Bertolini becomes CEO of the company in December and chairman next April.

David Cordani, CEO of Cigna, Philadelphia, said at the same meeting that repealing the Patient Protection and Affordable Care Act (PPACA) would be a waste of time, although he said there is room to improve it.

“I don’t think it’s in our society’s best interest to expend energy in repealing the law,” Cordani said.

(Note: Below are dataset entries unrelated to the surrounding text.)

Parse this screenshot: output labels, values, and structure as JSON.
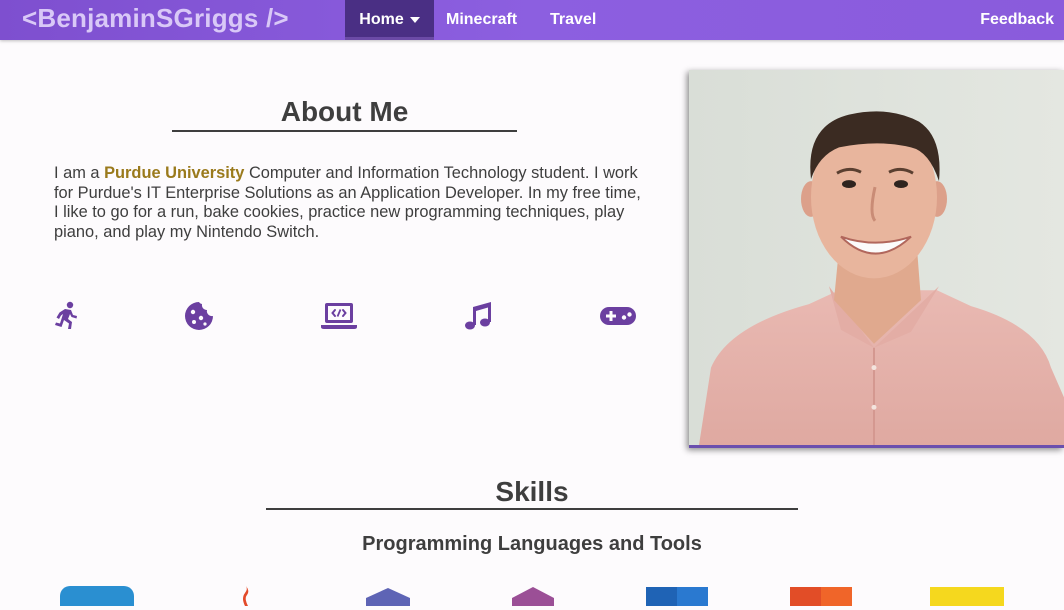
{
  "navbar": {
    "brand": "<BenjaminSGriggs />",
    "items": [
      {
        "label": "Home",
        "active": true,
        "has_dropdown": true
      },
      {
        "label": "Minecraft"
      },
      {
        "label": "Travel"
      }
    ],
    "feedback_label": "Feedback",
    "colors": {
      "bar": "#8a5bdc",
      "active": "#4a2f84"
    }
  },
  "about": {
    "title": "About Me",
    "intro_prefix": "I am a ",
    "highlight": "Purdue University",
    "body": " Computer and Information Technology student. I work for Purdue's IT Enterprise Solutions as an Application Developer. In my free time, I like to go for a run, bake cookies, practice new programming techniques, play piano, and play my Nintendo Switch.",
    "highlight_color": "#9a7a1c",
    "hobby_icons": [
      "running-icon",
      "cookie-icon",
      "laptop-code-icon",
      "music-icon",
      "gamepad-icon"
    ],
    "icon_color": "#6b3fa0"
  },
  "skills": {
    "title": "Skills",
    "subtitle": "Programming Languages and Tools",
    "logo_icons": [
      "blue-logo-icon",
      "java-logo-icon",
      "php-logo-icon",
      "csharp-logo-icon",
      "css3-logo-icon",
      "html5-logo-icon",
      "js-logo-icon"
    ]
  }
}
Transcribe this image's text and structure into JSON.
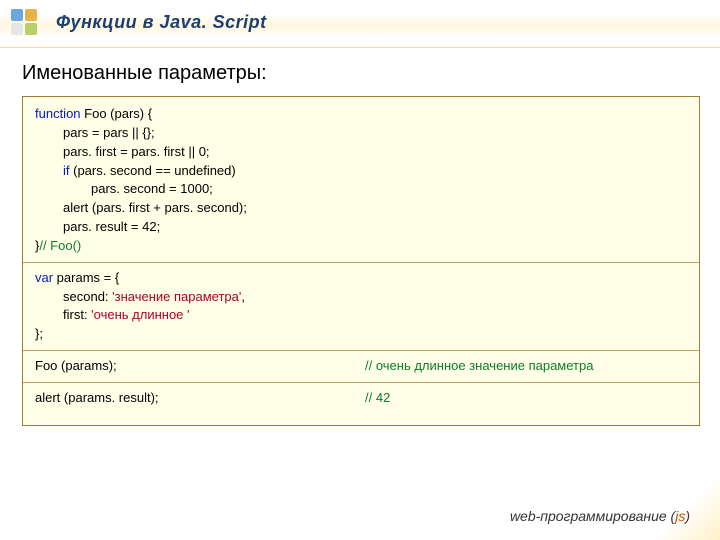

Their comments were at panel discussions where they were asked their opinion of vows by Rep. John Boehner (R-Ohio), likely to be the next speaker of the House, to repeal and replace the law.

Boehner and likely majority leader Rep. Eric Cantor (R-Va.) have said they will hold an early vote after taking over in January to repeal the law and will also seek to use their control over government purse strings to stymie efforts by President Obama to execute the hundreds of provisions of the law.

Bertolini said such efforts could lead the healthcare industry to “a bad place.” A stalemate with a total funding shutdown “would be problematic,” he said.

Cordani said he doesn’t foresee that the House Republicans would be able to impose any immediate changes in the law because Democrats control the Senate and the president has his veto pen. He also said his company is “knee-deep” in carrying out various provisions of the new law.

One item Cordani hopes to see is more time to executing the complex changes in the medical loss ratio (MLR) provisions of PPACA before the health exchange system is launched in 2014.

The MLR, which will start to be implemented in January, is a complex ratio that limits administration costs to between 15% and 20% of healthcare premiums.

“The administration understands the predicament,” Cordani said. “A phase-in process will help to minimize the impact.”